Gait Dynamics in Parkinson's Disease: Short Gait Trials "Stitched" Together Provide Different Fractal Fluctuations Compared to Longer Trials

Front Physiol. 2018 Jul 9:9:861. doi: 10.3389/fphys.2018.00861. eCollection 2018.

Abstract

The fractal analysis of stride-to-stride fluctuations in walking has become an integral part of human gait research.
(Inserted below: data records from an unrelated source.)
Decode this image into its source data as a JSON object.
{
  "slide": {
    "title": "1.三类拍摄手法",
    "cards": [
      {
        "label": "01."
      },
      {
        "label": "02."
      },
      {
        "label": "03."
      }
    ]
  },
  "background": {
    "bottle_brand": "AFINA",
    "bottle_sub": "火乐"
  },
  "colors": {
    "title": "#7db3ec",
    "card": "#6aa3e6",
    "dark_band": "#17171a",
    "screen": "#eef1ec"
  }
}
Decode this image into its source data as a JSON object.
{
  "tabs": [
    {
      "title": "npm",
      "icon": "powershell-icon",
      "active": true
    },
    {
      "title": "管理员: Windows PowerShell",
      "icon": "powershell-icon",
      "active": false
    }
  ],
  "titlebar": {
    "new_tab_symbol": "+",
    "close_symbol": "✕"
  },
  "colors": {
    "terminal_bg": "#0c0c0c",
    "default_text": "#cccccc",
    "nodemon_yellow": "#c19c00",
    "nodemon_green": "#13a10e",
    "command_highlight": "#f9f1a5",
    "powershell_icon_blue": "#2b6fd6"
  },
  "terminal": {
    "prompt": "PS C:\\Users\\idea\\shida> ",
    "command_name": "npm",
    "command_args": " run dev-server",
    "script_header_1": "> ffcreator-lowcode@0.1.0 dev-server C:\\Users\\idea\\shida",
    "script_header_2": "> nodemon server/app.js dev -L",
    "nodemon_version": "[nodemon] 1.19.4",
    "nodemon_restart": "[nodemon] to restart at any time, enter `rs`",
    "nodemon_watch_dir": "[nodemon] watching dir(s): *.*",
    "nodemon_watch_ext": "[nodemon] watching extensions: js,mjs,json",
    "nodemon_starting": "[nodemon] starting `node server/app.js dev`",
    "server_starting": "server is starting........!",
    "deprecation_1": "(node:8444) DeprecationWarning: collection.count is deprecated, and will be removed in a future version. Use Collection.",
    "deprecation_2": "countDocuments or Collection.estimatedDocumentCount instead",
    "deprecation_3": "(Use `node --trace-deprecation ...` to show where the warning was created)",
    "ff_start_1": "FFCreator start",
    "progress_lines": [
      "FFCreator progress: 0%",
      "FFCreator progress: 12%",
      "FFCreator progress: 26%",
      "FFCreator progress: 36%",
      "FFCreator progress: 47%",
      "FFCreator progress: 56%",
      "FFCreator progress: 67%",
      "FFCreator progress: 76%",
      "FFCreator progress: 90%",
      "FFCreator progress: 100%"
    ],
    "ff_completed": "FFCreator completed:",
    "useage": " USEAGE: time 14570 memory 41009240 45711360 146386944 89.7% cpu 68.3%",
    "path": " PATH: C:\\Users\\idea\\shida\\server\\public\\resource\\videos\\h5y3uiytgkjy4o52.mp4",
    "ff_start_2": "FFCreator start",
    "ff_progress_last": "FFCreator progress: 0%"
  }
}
Fractal analysis of stride time intervals can provide insights into locomotor function and dysfunction, but its application requires a large number of strides, which can be difficult to collect from people with movement disorders such as Parkinson's disease. It has recently been suggested that "stitching" together short gait trials to create a longer time series could be a solution. The objective of this study was to determine if scaling exponents from "stitched" stride time series were similar to those from continuous, longer stride time series. Fifteen young adults, fourteen older adults, and thirteen people with Parkinson's disease walked around an indoor track in three blocks: one time 15 min, five times 3 min, and thirty times 30 s. Stride time intervals were determined from gait events recorded with instrumented insoles, and the detrended fluctuation analysis was applied to each stride time series of 512 strides. There was no statistically significant difference between scaling exponents in the three blocks, but intra-class correlation revealed very low between-blocks reliability of scaling exponents. This result challenges the premise that the stitching procedure could provide reliable information about gait dynamics, as it suggests that fractal analysis of stitched time series does not capture the same dynamics as gait recorded continuously. The stitching procedure cannot be considered as a valid alternative to the collection of continuous, long trials. Further studies are recommended to determine if the application of fractal analysis is limited by its own methodological considerations (i.e., long time series), or if other solutions exists to obtain reliable scaling exponents in populations with movement disorders.

Keywords: Parkinson’s disease; detrended fluctuation analysis; gait analysis; gait variability; nonlinear dynamics; scaling exponent; walking.